No matter what type of small business you have, there’s no doubt the retail landscape has shifted. That means your holiday marketing plan should shift, too.
Digital Plays A Major Role in Holiday Shopping Last year, people were shopping online like never before.
According to Think with Google, this year will be more ‘omnichannel.’ In other words, in-store shopping will see a resurgence, while online shopping will remain strong.
But the big change is that more than 70% of consumers will have a ‘digital touchpoint’ in their shopping journey. That means that even if they buy in-store, they’ll have interacted with you online beforehand.
From a marketing perspective, this is huge. It means that if you’re not finding meaningful ways to connect with customers online, you’re going to miss out on opportunities. This is true whether you have an online store or not.
So as we head into the holiday shopping season, here are 4 ways to ensure your small business stands out from the competition and reaches your target audience effectively.
1. Embrace communication Communication is always important, and even more so when customers may have health and safety concerns around in-person shopping. Make sure you let people know they can expect a safe shopping experience with you.
For example, our client Malarys now offers private shopping several days a week, so we’re sure to include this critical information in every blog post and newsletter.
Before you share your seasonal messaging with people, make sure your inventory is up to date. Many shoppers will be searching online for products or services with the keywords “available near me” before heading out.
You don’t want someone to drive over to your shop because they saw a trendy toy on your website or loved an outfit they saw was “available near me,” only to arrive and find out you don’t actually have it in stock.
And of course, a big part of embracing communication also means making sure you’re maximizing your social media channels.
2. Make Sure Your Website is Mobile-Friendly According to Think with Google again, the shopper continues to be mobile first.
That means your website can look as pretty as can be on desktop, but if it’s not functional on mobile, you’re going to miss out on business.
We are becoming a society that is connected 24/7. That’s requiring businesses to think about the special needs of users who are mobile.
Is your website mobile ready?
3. Think Local
Thankfully, we can expect shoppers to embrace local during the holiday season.
While pandemic shopping has boosted Amazon’s revenues by 40%, many consumers have been trying to shop locally as much as possible.
According to BDC’s research, 97% of Canadian consumers choose to buy local to support the local economy.
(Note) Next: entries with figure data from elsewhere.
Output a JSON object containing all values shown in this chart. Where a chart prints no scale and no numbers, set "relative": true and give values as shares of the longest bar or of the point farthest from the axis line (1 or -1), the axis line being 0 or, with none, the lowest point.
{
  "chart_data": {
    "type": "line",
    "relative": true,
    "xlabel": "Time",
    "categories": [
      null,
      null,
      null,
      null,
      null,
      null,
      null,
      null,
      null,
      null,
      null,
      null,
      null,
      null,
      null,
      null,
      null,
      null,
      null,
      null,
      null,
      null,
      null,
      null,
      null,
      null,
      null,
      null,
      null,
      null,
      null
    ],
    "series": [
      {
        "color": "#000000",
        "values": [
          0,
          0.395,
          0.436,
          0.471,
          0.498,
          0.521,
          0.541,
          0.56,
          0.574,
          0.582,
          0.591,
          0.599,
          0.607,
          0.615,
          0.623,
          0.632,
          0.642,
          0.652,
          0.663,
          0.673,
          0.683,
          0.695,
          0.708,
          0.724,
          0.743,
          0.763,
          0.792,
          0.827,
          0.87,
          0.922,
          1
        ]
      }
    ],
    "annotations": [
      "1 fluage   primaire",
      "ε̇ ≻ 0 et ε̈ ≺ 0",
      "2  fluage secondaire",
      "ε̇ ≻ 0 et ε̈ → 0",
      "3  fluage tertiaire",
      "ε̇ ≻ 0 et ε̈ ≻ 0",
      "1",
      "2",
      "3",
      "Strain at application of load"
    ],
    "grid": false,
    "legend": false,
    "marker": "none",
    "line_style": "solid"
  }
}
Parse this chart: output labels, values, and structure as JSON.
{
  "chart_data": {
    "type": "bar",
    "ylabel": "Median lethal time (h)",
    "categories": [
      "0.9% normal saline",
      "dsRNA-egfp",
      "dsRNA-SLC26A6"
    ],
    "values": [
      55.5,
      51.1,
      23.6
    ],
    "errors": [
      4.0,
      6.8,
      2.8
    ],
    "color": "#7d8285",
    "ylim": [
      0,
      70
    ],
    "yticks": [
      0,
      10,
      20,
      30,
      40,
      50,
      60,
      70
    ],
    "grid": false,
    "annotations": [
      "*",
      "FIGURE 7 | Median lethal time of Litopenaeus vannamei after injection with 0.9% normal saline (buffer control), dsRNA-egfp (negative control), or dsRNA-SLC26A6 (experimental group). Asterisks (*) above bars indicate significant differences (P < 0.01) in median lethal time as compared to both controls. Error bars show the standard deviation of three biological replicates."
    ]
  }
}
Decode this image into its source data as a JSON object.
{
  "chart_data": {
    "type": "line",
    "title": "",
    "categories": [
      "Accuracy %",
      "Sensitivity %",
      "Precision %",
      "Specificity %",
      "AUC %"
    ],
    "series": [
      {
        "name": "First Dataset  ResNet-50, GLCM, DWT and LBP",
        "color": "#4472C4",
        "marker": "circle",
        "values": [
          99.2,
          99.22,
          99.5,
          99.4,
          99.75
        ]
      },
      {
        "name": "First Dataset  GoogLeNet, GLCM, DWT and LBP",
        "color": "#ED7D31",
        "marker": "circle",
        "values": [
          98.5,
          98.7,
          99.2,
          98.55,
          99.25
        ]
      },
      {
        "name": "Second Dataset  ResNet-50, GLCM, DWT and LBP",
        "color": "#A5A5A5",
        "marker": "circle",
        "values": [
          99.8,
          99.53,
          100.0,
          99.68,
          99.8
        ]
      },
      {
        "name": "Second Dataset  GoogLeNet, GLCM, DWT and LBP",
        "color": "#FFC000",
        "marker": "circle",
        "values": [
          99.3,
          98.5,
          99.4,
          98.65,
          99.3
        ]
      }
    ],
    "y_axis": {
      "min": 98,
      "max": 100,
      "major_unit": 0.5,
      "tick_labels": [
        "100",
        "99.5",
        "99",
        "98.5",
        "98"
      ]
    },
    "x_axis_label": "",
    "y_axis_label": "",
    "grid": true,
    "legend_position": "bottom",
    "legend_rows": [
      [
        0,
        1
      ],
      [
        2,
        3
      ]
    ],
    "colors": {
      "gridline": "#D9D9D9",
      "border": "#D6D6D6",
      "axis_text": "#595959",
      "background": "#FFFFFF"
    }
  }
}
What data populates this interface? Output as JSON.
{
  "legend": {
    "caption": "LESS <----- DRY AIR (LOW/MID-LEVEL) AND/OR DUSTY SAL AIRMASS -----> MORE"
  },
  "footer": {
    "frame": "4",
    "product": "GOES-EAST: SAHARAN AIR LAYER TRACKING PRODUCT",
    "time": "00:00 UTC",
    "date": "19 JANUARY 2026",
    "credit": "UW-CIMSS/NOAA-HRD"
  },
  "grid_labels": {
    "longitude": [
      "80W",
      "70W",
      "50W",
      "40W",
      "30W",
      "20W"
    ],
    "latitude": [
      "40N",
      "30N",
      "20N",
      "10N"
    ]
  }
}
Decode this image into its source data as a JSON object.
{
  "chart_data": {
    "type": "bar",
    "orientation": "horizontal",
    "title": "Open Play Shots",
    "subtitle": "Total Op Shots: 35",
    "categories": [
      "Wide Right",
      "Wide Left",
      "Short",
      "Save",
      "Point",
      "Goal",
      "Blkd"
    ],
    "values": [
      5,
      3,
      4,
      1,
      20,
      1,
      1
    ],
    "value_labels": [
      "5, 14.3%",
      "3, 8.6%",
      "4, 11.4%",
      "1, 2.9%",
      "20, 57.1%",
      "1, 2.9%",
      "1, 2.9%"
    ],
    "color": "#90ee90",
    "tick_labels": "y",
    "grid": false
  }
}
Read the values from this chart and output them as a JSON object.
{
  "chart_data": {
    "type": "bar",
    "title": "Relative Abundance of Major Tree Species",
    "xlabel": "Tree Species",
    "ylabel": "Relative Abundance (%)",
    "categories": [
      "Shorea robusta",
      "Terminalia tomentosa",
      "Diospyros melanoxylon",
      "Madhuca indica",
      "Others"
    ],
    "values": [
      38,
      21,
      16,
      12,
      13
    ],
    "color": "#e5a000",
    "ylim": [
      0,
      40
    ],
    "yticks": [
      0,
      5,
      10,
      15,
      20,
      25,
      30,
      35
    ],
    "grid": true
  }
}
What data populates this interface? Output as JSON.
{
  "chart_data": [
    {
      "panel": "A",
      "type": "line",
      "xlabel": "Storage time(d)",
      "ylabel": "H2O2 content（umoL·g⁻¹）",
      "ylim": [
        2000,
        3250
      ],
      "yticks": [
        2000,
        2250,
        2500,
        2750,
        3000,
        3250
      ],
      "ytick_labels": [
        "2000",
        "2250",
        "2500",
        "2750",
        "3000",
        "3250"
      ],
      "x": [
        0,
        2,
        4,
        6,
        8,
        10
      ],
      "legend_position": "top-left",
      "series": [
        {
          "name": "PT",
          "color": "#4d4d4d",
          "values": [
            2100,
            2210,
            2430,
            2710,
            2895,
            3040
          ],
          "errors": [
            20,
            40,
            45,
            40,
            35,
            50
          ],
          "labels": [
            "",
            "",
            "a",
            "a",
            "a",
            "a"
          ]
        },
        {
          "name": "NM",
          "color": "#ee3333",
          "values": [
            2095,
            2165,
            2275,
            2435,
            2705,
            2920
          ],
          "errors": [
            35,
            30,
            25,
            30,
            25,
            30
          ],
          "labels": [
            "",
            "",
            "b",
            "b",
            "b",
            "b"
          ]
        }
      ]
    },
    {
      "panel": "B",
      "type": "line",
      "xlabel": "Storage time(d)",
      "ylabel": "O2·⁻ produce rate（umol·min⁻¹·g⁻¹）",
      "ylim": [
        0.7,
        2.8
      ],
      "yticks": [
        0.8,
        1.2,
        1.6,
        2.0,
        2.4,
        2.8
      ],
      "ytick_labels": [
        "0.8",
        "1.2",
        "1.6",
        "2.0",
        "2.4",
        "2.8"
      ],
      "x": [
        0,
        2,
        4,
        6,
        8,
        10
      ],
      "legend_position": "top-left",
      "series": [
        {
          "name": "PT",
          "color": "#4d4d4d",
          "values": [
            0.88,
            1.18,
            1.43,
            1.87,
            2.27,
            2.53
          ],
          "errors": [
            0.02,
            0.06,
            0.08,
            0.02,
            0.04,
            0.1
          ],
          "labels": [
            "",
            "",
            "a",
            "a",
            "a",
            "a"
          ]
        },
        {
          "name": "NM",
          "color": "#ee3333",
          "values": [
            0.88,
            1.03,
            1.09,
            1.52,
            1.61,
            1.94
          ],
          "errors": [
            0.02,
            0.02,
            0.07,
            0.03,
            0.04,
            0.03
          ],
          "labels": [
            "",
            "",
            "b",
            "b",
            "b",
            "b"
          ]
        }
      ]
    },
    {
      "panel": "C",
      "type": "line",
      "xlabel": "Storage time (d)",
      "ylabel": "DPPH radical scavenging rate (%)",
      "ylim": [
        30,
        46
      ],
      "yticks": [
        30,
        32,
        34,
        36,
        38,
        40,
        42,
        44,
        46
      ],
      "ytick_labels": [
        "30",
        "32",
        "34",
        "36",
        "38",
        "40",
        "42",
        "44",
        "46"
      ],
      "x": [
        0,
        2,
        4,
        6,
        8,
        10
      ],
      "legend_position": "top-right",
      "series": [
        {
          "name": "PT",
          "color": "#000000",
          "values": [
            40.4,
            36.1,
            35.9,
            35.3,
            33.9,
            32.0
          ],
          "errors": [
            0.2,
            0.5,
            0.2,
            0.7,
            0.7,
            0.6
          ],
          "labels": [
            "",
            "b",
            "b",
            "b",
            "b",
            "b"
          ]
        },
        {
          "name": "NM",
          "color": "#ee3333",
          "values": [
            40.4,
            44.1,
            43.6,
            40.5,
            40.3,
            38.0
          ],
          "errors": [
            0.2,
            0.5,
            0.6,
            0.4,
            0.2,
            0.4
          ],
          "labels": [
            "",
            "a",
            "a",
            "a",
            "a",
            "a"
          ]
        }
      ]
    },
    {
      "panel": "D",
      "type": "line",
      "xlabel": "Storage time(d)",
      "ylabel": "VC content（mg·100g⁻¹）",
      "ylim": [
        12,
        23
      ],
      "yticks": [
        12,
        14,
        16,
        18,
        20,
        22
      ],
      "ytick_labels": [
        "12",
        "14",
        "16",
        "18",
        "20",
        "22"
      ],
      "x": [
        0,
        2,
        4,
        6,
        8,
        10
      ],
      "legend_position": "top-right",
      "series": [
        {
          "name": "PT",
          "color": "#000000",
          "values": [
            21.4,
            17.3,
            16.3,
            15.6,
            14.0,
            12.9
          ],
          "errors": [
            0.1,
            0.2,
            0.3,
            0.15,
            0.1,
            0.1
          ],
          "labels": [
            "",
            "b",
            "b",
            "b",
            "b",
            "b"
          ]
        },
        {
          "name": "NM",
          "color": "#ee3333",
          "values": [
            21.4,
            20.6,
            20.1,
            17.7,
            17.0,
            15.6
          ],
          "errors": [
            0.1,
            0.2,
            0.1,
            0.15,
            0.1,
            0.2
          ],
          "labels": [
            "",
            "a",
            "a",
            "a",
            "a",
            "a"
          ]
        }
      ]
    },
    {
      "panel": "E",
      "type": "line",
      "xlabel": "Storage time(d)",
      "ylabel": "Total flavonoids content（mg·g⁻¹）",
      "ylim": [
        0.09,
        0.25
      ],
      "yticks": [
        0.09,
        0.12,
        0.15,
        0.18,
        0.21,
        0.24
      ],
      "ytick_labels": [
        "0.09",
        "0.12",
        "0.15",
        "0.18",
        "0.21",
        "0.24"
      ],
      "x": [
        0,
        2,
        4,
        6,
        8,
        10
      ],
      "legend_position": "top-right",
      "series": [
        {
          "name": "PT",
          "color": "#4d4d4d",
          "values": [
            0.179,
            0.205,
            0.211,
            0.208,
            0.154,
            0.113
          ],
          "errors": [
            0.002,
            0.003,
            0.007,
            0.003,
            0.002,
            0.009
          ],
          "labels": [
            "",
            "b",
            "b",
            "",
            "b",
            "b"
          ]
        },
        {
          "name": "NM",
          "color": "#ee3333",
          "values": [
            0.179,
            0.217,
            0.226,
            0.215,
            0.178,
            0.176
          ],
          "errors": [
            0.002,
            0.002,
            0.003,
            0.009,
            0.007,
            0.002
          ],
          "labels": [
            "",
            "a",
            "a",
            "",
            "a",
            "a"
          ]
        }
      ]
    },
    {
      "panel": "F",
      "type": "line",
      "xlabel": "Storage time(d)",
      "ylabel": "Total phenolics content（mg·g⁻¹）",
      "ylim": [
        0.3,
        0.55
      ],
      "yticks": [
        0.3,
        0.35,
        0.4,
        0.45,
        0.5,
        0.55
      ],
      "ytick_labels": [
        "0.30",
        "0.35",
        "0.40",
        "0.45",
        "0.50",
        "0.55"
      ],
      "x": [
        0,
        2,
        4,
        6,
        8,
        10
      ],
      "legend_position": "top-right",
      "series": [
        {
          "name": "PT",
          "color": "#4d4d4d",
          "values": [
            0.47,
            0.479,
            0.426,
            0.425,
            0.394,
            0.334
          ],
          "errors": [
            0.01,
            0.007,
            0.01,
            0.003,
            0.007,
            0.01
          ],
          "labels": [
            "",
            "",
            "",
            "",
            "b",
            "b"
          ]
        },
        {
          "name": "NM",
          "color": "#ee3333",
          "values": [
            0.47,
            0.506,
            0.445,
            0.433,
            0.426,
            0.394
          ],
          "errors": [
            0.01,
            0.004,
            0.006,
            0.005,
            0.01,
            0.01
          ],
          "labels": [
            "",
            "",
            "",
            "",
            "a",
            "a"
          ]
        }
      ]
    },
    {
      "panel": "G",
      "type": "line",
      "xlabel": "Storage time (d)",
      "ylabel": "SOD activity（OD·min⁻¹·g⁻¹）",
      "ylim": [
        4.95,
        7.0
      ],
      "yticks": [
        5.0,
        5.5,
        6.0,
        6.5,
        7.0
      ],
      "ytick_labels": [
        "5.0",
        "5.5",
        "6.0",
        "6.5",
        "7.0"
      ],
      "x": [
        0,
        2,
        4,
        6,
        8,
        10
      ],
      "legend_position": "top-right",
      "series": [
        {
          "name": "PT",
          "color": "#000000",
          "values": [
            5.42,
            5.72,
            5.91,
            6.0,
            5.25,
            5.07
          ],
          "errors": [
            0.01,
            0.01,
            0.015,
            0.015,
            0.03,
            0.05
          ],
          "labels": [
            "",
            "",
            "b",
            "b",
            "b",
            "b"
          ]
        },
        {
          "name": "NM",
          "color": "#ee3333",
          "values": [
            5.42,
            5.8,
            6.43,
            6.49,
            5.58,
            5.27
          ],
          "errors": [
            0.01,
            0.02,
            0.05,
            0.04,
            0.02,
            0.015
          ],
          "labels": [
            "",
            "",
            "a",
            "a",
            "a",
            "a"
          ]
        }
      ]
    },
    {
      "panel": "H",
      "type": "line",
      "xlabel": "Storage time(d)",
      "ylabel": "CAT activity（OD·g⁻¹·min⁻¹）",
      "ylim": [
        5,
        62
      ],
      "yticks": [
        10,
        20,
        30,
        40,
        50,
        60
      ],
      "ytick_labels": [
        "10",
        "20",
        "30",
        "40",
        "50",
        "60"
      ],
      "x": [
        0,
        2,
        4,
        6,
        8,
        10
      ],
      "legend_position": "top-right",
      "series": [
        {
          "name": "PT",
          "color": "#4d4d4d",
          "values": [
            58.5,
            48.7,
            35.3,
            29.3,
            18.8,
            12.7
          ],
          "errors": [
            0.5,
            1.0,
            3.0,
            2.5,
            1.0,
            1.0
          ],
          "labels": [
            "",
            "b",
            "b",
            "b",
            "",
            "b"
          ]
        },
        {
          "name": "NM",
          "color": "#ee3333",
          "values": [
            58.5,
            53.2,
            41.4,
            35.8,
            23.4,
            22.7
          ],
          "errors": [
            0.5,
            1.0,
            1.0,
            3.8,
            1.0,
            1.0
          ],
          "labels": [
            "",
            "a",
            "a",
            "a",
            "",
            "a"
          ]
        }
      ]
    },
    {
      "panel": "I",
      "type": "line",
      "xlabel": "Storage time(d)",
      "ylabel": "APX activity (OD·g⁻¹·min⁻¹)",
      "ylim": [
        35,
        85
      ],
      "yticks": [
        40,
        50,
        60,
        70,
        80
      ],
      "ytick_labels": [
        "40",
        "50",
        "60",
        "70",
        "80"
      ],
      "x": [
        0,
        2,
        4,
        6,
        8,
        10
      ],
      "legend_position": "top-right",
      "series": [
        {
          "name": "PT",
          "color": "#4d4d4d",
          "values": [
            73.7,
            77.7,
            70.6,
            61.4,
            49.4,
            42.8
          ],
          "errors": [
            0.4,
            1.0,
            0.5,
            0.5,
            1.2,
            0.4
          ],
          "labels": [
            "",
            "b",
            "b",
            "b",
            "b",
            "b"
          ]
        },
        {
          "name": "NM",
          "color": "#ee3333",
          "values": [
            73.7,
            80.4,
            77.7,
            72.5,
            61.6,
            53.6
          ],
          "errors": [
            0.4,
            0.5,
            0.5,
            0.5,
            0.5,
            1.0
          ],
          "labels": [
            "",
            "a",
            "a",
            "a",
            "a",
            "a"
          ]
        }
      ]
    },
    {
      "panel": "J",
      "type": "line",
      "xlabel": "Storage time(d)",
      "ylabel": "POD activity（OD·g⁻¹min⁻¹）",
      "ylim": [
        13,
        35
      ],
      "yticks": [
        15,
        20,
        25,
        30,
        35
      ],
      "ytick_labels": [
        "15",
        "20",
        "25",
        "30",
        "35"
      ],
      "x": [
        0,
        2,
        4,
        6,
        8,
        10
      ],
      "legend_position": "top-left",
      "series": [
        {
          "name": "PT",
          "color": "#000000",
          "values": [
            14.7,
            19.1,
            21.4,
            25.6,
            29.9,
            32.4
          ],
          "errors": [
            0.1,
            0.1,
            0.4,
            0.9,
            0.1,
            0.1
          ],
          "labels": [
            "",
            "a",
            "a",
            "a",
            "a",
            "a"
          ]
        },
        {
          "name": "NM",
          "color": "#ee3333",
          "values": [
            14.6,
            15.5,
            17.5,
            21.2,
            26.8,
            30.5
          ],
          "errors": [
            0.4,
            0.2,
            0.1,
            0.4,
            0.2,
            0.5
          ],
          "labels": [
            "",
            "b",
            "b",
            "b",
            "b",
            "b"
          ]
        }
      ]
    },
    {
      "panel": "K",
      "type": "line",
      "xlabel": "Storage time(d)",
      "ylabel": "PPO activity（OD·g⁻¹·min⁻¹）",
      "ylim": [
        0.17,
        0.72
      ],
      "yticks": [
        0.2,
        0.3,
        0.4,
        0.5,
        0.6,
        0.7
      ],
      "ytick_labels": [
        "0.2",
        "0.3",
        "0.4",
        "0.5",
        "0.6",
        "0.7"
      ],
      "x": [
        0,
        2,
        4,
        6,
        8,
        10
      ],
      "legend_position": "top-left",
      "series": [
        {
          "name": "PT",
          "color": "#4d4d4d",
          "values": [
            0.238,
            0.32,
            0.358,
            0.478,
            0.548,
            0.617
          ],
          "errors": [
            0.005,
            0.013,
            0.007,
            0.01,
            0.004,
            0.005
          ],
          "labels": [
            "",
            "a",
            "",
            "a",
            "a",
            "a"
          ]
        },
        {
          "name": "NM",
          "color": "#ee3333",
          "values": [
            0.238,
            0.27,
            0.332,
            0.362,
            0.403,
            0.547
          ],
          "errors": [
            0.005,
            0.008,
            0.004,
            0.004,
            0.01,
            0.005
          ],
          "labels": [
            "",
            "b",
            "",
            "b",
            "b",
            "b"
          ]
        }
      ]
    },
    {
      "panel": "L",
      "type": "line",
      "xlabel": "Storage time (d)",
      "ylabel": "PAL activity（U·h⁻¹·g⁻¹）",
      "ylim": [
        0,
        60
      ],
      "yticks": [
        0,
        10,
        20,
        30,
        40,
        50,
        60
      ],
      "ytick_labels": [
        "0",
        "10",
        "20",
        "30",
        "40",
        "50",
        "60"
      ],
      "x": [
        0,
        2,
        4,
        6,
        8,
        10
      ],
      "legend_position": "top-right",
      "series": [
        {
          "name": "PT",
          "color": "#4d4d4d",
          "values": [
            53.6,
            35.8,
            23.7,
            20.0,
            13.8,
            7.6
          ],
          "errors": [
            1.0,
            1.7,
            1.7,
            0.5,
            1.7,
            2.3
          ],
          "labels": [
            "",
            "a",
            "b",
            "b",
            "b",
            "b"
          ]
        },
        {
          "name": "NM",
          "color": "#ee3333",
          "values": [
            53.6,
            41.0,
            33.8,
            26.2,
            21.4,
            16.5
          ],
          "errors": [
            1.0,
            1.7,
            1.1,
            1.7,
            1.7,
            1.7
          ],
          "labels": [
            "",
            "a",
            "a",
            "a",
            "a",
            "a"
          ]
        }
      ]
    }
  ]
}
This isn’t about just pushing local products or services on your target audience. It’s about telling your brand story, whether you’ve been serving customers in the same small town for 40 years or are a new startup supporting charitable seasonal initiatives.
Become part of your community, and make sure whatever you’re selling locally provides real value to your customers. People do want to support local businesses this season, but that doesn’t mean they’ll sacrifice quality or convenience.
4. Adjust Your Offerings Yes, things look better than they did last year. But the pandemic is still affecting how we gather, how we travel, and how we celebrate. For some companies, that will mean adjusting your offerings to match the new climate.
With so many homebound families this year, people who previously bought things like vacations, tickets to events or formal shoes and clothing as gifts will need some other ideas.
Think about how you can reach your target audience with replacements for gifts that make more sense in the current climate.
- An entrepreneur in the hospitality industry could offer an “experience in a box” for customers who can’t travel right now. - A clothing retailer could focus more on casually chic clothing people can wear in or out of the home, rather than on high heels and festive dresses. - A sporting goods retailer could highlight solo sports like skiing and swimming in newsletter campaigns, to encourage socially distancing folks to get out into nature.
So how can you adjust your offerings to give your customers something unique and timely in the holiday shopping season?
I like to always say that with big challenges come big opportunities. And the better prepared we are as small business owners, the better!